L'affaire Dominici fut aussi l'occasion de polémiques intempestives - en particulier opposant des adversaires politiques. En témoigne, dans le registre souriant, ce court article du Méridional. Consacré aux sacrifices consentis par son confrère communiste La Marseillaise, c'est un authentique chef d'œuvre d'humour !
Et qui frappe là où ça fait mal...

 

Un mois après l'effroyable tragédie de Lurs, le 4 septembre 1952, La Marseillaise s'élevait farouchement contre les soupçons que la police "essayait" de faire peser sur la famille Dominici. Elle titrait, par exemple : "Veut-on faire supporter à Dominici l'échec de l'enquête ?", et expliquait avec facilité :

"N'ayant pas su utiliser les indices - rares, il est vrai - que leur offrait le triple crime de Lurs, ils [les policiers] ont fait en sorte que l'opinion publique voie en Gustave Dominici le principal responsable de leur échec. Ce qui est plus grave, en s'acharnant sur la famille Dominici, une des plus vieilles familles de la région, les policiers s'aliénèrent la sympathie, déjà bien mince, de la population, et se privèrent volontairement d'un concours qui pouvait seul leur permettre de résoudre le problème. Aujourd'hui, Gustave Dominici est sur la sellette. Après un mois d'enquête, les policiers en sont encore à vouloir obtenir de lui des détails qu'il ne pourra probablement jamais - et pour cause - donner"

 

Ce n'était certes pas là la première manifestation de La Marseillaise en faveur des Dominici. Le 22 avril déjà, elle demandait : "Qui donc s'acharne à accabler la famille Dominici devant l'opinion publique ? Et, en rappelant le démenti du commissaire Sébeille au sujet des treize questions posées à Gustave Dominici*, elle écrivait :

"Ce démenti ne met que davantage en relief le caractère odieux de l'acharnement avec lequel certains milieux et certains journaux créent de toutes pièces des arguments défavorables aux Dominici... tout en s'abstenant de faire état de ce qui, dans leur passé sans tache, dans leur vie sévère et laborieuse, dans leur comportement calme et tranquille, dans l'estime que leur portent les habitants de la région, dépose indiscutablement en leur faveur..."

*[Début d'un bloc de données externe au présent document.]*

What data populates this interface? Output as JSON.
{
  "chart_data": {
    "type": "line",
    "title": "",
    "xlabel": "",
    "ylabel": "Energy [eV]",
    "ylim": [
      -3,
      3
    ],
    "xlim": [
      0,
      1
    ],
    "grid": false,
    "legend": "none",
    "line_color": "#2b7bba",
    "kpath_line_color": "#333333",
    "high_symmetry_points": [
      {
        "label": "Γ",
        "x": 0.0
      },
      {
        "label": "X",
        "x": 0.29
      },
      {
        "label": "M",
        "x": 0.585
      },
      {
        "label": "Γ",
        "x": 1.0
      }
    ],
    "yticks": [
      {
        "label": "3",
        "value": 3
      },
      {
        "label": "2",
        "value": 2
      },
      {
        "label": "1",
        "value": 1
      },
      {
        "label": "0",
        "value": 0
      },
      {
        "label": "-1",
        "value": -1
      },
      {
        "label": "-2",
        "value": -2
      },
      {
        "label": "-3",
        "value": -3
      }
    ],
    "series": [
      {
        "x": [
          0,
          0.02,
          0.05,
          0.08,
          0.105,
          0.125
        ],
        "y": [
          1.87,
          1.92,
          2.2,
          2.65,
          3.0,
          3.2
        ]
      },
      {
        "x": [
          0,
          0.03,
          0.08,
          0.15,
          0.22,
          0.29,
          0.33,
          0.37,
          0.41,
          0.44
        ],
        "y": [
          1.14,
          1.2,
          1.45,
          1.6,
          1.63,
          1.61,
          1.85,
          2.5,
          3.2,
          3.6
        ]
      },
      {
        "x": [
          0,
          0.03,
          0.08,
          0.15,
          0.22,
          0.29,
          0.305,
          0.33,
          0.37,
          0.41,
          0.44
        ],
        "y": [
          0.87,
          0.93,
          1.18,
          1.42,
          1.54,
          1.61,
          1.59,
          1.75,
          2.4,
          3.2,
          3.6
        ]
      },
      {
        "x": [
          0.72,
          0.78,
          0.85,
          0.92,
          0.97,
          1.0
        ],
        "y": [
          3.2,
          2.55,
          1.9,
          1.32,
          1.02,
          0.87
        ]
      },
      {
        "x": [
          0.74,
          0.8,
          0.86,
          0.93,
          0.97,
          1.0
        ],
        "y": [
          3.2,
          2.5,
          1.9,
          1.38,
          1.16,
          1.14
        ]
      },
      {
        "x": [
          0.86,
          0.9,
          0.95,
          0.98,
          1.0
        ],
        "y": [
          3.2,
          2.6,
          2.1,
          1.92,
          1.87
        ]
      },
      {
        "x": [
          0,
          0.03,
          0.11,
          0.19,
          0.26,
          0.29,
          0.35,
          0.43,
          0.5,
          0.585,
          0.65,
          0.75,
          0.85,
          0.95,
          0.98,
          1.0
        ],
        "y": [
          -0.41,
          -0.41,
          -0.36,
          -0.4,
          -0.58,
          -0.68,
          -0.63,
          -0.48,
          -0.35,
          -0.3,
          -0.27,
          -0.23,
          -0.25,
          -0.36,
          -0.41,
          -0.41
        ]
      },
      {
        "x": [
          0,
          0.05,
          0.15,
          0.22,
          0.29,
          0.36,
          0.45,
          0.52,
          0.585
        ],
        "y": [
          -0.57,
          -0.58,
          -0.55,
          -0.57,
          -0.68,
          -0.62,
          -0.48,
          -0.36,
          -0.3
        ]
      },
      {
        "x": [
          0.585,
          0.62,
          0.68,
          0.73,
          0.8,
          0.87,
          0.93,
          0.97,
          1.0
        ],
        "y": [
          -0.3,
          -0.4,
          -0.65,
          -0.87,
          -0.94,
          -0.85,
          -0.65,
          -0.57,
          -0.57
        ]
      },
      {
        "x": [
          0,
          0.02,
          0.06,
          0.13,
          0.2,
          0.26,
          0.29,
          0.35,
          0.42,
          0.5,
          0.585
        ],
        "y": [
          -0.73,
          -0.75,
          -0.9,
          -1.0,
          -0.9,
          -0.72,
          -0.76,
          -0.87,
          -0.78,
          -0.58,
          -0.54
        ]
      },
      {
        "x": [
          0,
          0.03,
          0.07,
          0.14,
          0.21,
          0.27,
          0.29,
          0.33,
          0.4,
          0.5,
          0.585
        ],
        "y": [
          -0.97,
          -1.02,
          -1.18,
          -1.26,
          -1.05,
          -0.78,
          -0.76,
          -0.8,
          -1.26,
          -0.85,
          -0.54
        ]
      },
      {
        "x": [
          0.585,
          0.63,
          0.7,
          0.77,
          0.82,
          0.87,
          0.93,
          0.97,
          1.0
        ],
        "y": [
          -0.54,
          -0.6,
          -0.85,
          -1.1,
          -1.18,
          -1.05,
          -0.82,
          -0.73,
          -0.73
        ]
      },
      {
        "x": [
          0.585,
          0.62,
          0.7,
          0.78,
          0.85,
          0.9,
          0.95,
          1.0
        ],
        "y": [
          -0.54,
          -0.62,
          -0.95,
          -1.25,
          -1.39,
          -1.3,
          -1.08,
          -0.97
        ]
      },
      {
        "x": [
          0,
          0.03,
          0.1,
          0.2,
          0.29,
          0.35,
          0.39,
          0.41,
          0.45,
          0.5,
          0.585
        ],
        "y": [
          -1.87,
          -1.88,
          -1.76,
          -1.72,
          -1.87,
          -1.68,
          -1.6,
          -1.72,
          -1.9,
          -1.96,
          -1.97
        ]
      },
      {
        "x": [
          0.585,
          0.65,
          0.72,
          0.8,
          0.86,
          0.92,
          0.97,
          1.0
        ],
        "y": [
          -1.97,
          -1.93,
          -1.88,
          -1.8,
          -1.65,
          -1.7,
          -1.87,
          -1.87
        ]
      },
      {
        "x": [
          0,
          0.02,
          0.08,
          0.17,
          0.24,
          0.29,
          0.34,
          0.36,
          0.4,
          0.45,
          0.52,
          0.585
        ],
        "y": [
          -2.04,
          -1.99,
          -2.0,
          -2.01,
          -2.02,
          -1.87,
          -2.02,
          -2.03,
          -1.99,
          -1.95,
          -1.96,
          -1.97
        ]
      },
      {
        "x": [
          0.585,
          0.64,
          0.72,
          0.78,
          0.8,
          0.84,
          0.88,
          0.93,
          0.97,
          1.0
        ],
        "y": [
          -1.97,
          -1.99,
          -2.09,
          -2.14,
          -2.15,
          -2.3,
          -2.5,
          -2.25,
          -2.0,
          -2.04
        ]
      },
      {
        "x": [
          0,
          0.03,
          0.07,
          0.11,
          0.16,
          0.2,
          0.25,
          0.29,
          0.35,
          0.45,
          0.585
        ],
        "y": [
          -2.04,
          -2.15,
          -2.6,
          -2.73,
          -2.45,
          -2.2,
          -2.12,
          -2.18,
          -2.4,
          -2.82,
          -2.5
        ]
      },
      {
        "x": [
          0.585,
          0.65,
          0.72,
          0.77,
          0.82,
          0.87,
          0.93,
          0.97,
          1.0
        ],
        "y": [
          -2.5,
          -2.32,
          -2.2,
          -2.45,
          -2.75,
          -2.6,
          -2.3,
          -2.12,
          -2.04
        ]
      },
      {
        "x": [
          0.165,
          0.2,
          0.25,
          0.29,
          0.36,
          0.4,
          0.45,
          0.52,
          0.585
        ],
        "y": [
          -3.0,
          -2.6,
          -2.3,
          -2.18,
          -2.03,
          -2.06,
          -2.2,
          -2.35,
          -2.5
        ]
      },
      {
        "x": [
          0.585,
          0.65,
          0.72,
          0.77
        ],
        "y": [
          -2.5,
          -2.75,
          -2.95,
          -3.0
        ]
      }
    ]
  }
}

Le 23 octobre 1952, Gaston Dominici, alors que son fils est en prison, est convoqué à Digne chez M. Périès, juge d'instruction. Et le lendemain, La Marseillaise relate :

 

"Il [Gaston Dominici] a traversé sa ville natale sans un mot déplacé, sans un geste d'impatience. Entré chez le Juge vers 10 h 45, il en est ressorti deux heures plus tard sans que sa démarche et ses gestes aient rien perdu de leur naturelle dignité. Une fois de plus, ce vieillard de 75 ans a égrené devant nous, avec de vieux amis, des souvenirs de sa jeunesse, de sa vie tout entière emplie par un labeur acharné".

M. le commissaire Sébeille avait eu raison de "vouloir obtenir de Gustave des détails..." qu'il eût pu - et pour cause - donner ! Aujourd'hui, le commissaire Sébeille triomphe.

Comme La Marseillaise d'ailleurs, hier et avant-hier :

 

"Comme une de ces bêtes sauvages qu'il traquait et abattait dans les montagnes de Lurs, le vieux braconnier, cette terreur des bords de la Durance..."

 

Où sont les beaux souvenirs de jeunesse de Gaston Dominici ?

 

Puis c'est une scène pittoresque "croquée" à la Grand'Terre :

 

"Dans la cour de la ferme, plusieurs femmes hurlantes et rugissantes ; il y avait là des sœurs, des belles-sœurs, des cousins, de Clovis et de Gustave, littéralement déchaînés, débordant d'injures et d'imprécations" (à l'encontre des policiers et des magistrats).

 

Où est le beau passé de la famille Dominici ? La Marseillaise a tout oublié... et ce faisant, elle a consenti au "grand sacrifice"... Les Dominici n'ont plus droit à la généreuse défense que le Parti assure "aux faibles et aux opprimés" !

 

* Il s'agit de 13 questions posées par un journal du soir parisien (le Parisien), reprises par Le Monde, au sujet des lacunes (et/ou contradictions) constatées par tous les observateurs dans les déclarations de Gustave.